3.3 Time-difference-of-arrival (TDOA)

kaltoa uses Smith & Abel’s (1987) spherical interpolation approach for TDOA positioning. This provides a closed form solution to TDOA positioning which is quite fast.

# Apply TDOA positioning
points_tdoa <- TdoaPositioning(
  toa = subset(toa_ppm, detections >= 4 & period < 0.1), 
  remove_outliers = T) 

# Plot results
plot(points_tdoa, sigma_det = sigma_det, main = "TDOA")

Provided your data has a high volume of detections and your clock data is well calibrated, TDOA positioning can be a very efficient processing option.

When plotting TDOA positions, if the standard deviation of the detection error is supplied a 95% confidence interval will be plotted around each estimate. Note how the positioning uncertainty rises sharply as the tag moves outside of the array. These confidence ellipses are a linear approximation to the true positioning error and can be taken as reasonably accurate if no large outliers are present. Their accuracy has previously been examined in Campbell et al. (2025).

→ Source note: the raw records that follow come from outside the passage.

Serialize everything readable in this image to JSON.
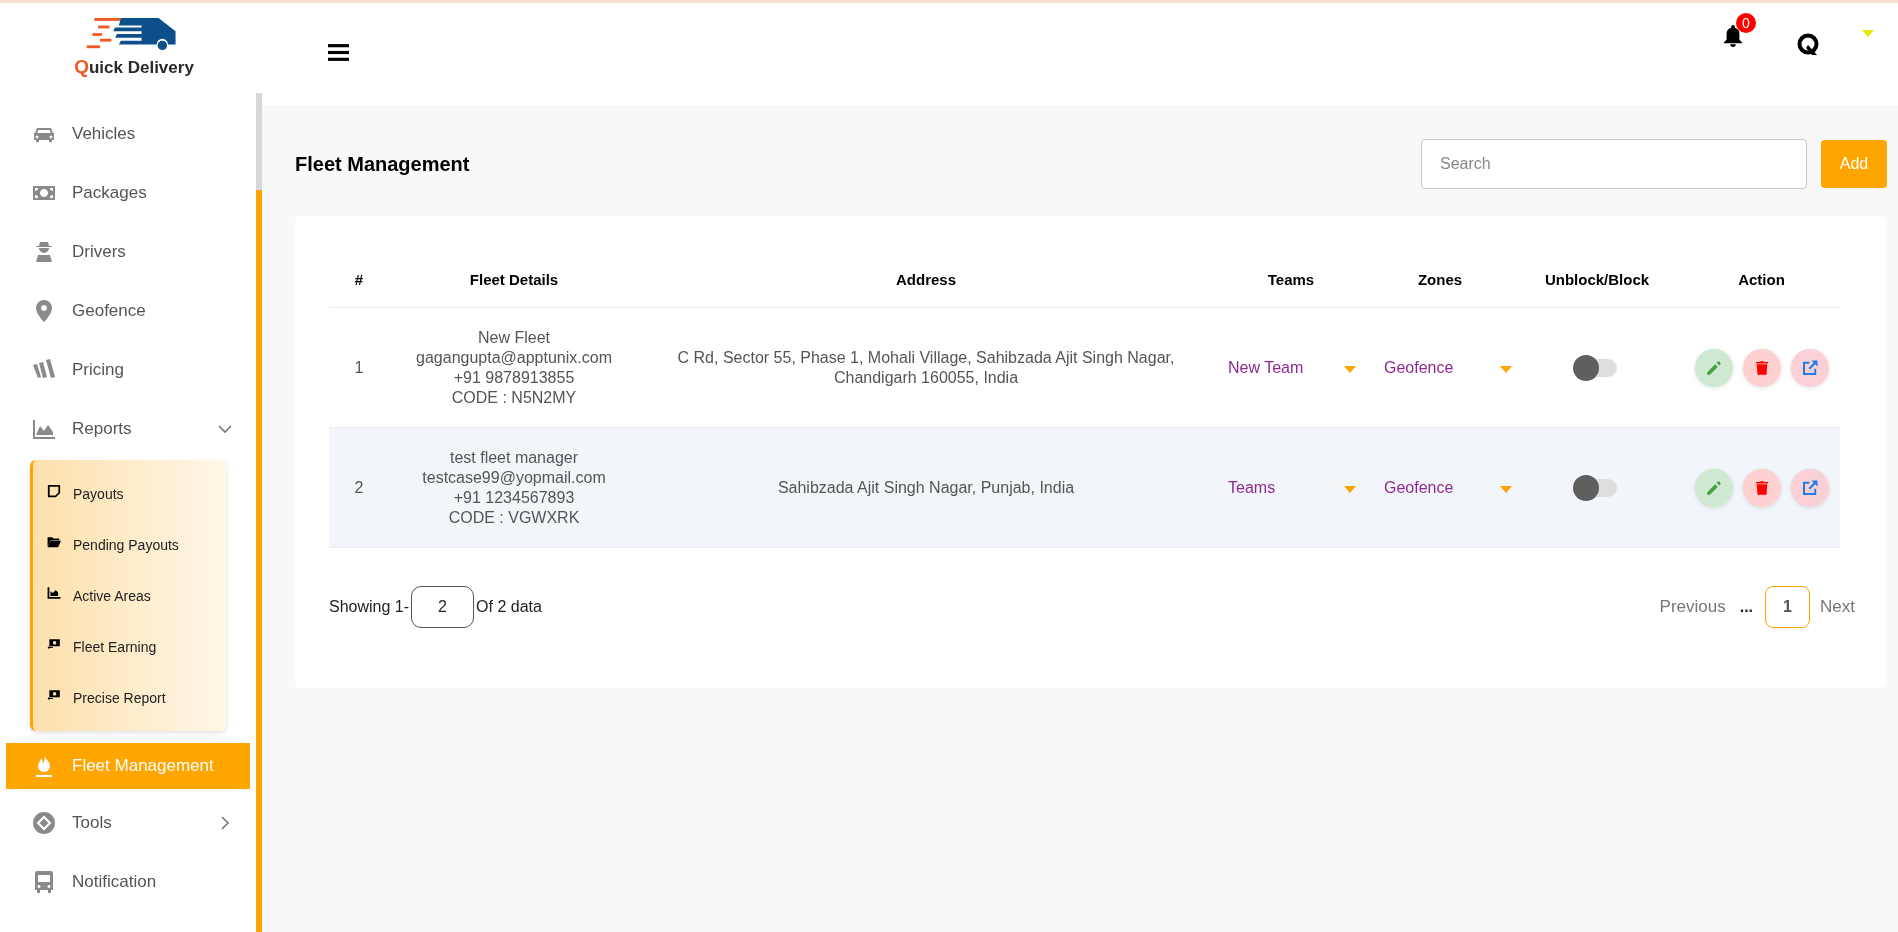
{
  "brand": {
    "name": "Quick Delivery"
  },
  "sidebar": {
    "items": [
      {
        "kind": "link",
        "label": "Vehicles",
        "selected": false
      },
      {
        "kind": "link",
        "label": "Packages",
        "selected": false
      },
      {
        "kind": "link",
        "label": "Drivers",
        "selected": false
      },
      {
        "kind": "link",
        "label": "Geofence",
        "selected": false
      },
      {
        "kind": "link",
        "label": "Pricing",
        "selected": false
      },
      {
        "kind": "group",
        "label": "Reports",
        "selected": false,
        "expanded": true,
        "children": [
          {
            "label": "Payouts",
            "selected": false
          },
          {
            "label": "Pending Payouts",
            "selected": false
          },
          {
            "label": "Active Areas",
            "selected": false
          },
          {
            "label": "Fleet Earning",
            "selected": false
          },
          {
            "label": "Precise Report",
            "selected": false
          }
        ]
      },
      {
        "kind": "link",
        "label": "Fleet Management",
        "selected": true
      },
      {
        "kind": "group",
        "label": "Tools",
        "selected": false,
        "expanded": false
      },
      {
        "kind": "link",
        "label": "Notification",
        "selected": false
      }
    ]
  },
  "header": {
    "notifications": {
      "count": "0"
    }
  },
  "page": {
    "title": "Fleet Management",
    "search": {
      "placeholder": "Search"
    },
    "add_button": "Add"
  },
  "table": {
    "columns": [
      "#",
      "Fleet Details",
      "Address",
      "Teams",
      "Zones",
      "Unblock/Block",
      "Action"
    ],
    "rows": [
      {
        "number": "1",
        "name": "New Fleet",
        "email": "gagangupta@apptunix.com",
        "phone": "+91 9878913855",
        "code": "CODE : N5N2MY",
        "address": "C Rd, Sector 55, Phase 1, Mohali Village, Sahibzada Ajit Singh Nagar, Chandigarh 160055, India",
        "team": "New Team",
        "zone": "Geofence",
        "on": false,
        "selected": false
      },
      {
        "number": "2",
        "name": "test fleet manager",
        "email": "testcase99@yopmail.com",
        "phone": "+91 1234567893",
        "code": "CODE : VGWXRK",
        "address": "Sahibzada Ajit Singh Nagar, Punjab, India",
        "team": "Teams",
        "zone": "Geofence",
        "on": false,
        "selected": true
      }
    ]
  },
  "pagination": {
    "showing_prefix": "Showing 1-",
    "page_size": "2",
    "showing_suffix": "Of 2 data",
    "previous": "Previous",
    "ellipsis": "...",
    "pages": [
      {
        "label": "1",
        "selected": true
      }
    ],
    "next": "Next"
  }
}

  • Campbell, J. A., Shry, S. J., Lundberg, P., Calles, O., Hoelker, F. 2025. A population Monte Carlo model for underwater acoustic telemetry positioning in reflective environments. Methods Ecology and Evolution. 16(4). 775-785.
  • Smith, J. and Abel, J. (1987). Closed-form least-squares source location estimation from range-difference measurements. Ieee Transactions Acoust Speech Signal Process 35, 1661–1669.